The professional who pays attention to his conduct at dinner or during a meeting is stating, without needing to say so, that he recognizes the presence of others, that he is capable of governing himself, and that he understands that the way he acts influences the quality of the shared environment. This is why manners are not a superficial layer added to character. When they are authentic, they are among its most visible expressions. Ultimately, true international culture does not consist in knowing how to appear distinguished, but in learning how to ensure that one’s presence contributes to dignity, trust, and the quality of professional relationships.

References

Burke, E. (1999). Select works of Edmund Burke: Letters on a regicide peace (Vol. 3). Liberty Fund. (Trabajo original publicado en 1796).

Chesterfield, P. D. S. (2023).
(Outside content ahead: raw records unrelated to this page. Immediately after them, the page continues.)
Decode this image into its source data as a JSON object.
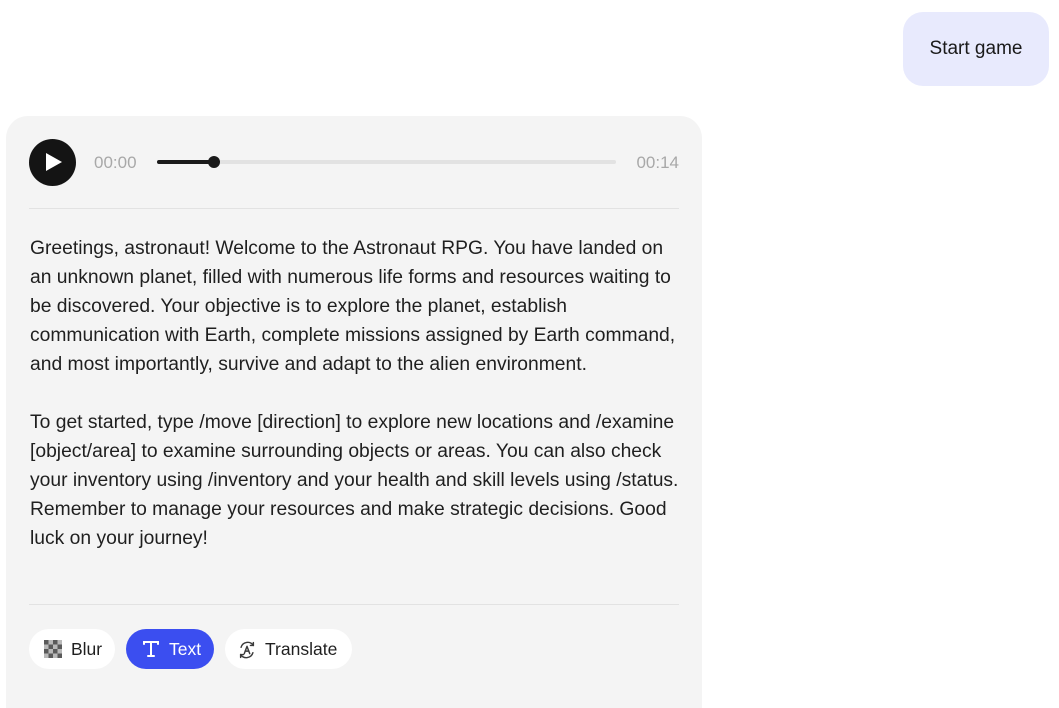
{
  "user_message": {
    "text": "Start game"
  },
  "assistant_message": {
    "audio": {
      "current_time": "00:00",
      "total_time": "00:14",
      "progress": 0.125
    },
    "paragraphs": [
      "Greetings, astronaut! Welcome to the Astronaut RPG. You have landed on an unknown planet, filled with numerous life forms and resources waiting to be discovered. Your objective is to explore the planet, establish communication with Earth, complete missions assigned by Earth command, and most importantly, survive and adapt to the alien environment.",
      "To get started, type /move [direction] to explore new locations and /examine [object/area] to examine surrounding objects or areas. You can also check your inventory using /inventory and your health and skill levels using /status. Remember to manage your resources and make strategic decisions. Good luck on your journey!"
    ],
    "actions": {
      "blur": {
        "label": "Blur",
        "icon": "checker-icon"
      },
      "text": {
        "label": "Text",
        "icon": "text-t-icon",
        "active": true
      },
      "translate": {
        "label": "Translate",
        "icon": "translate-icon"
      }
    }
  },
  "colors": {
    "user_bubble": "#e8eafd",
    "card": "#f4f4f4",
    "accent": "#3b4ef0"
  }
}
Letters, sentences and maxims. Project Gutenberg. (Original letter dated July 20, 1749).

Locke, J. (1996). Some thoughts concerning education and Of the conduct of the understanding (R. W. Grant & N. Tarcov, Eds.). Hackett Publishing. (Trabajo original publicado en 1693).

Peng, X. (2023). Advancing workplace civility: A systematic review and meta-analysis of definitions, measurements, and associated factors. Frontiers in Psychology, 14, 1277188. https://doi.org/10.3389/fpsyg.2023.1277188

Porath, C. L., Gerbasi, A., & Schorch, S. L. (2015). The effects of civility on advice, leadership, and performance. Journal of Applied Psychology, 100(5), 1527–1541. https://doi.org/10.1037/apl0000016

Porath, C., & Pearson, C. (2013). The price of incivility. Harvard Business Review, 91(1–2), 114–121.

Smith, A. (1982). The theory of moral sentiments (D. D. Raphael & A. L. Macfie, Eds.). Liberty Fund. (Original work published 1759; cited passage from the sixth edition, published 1790).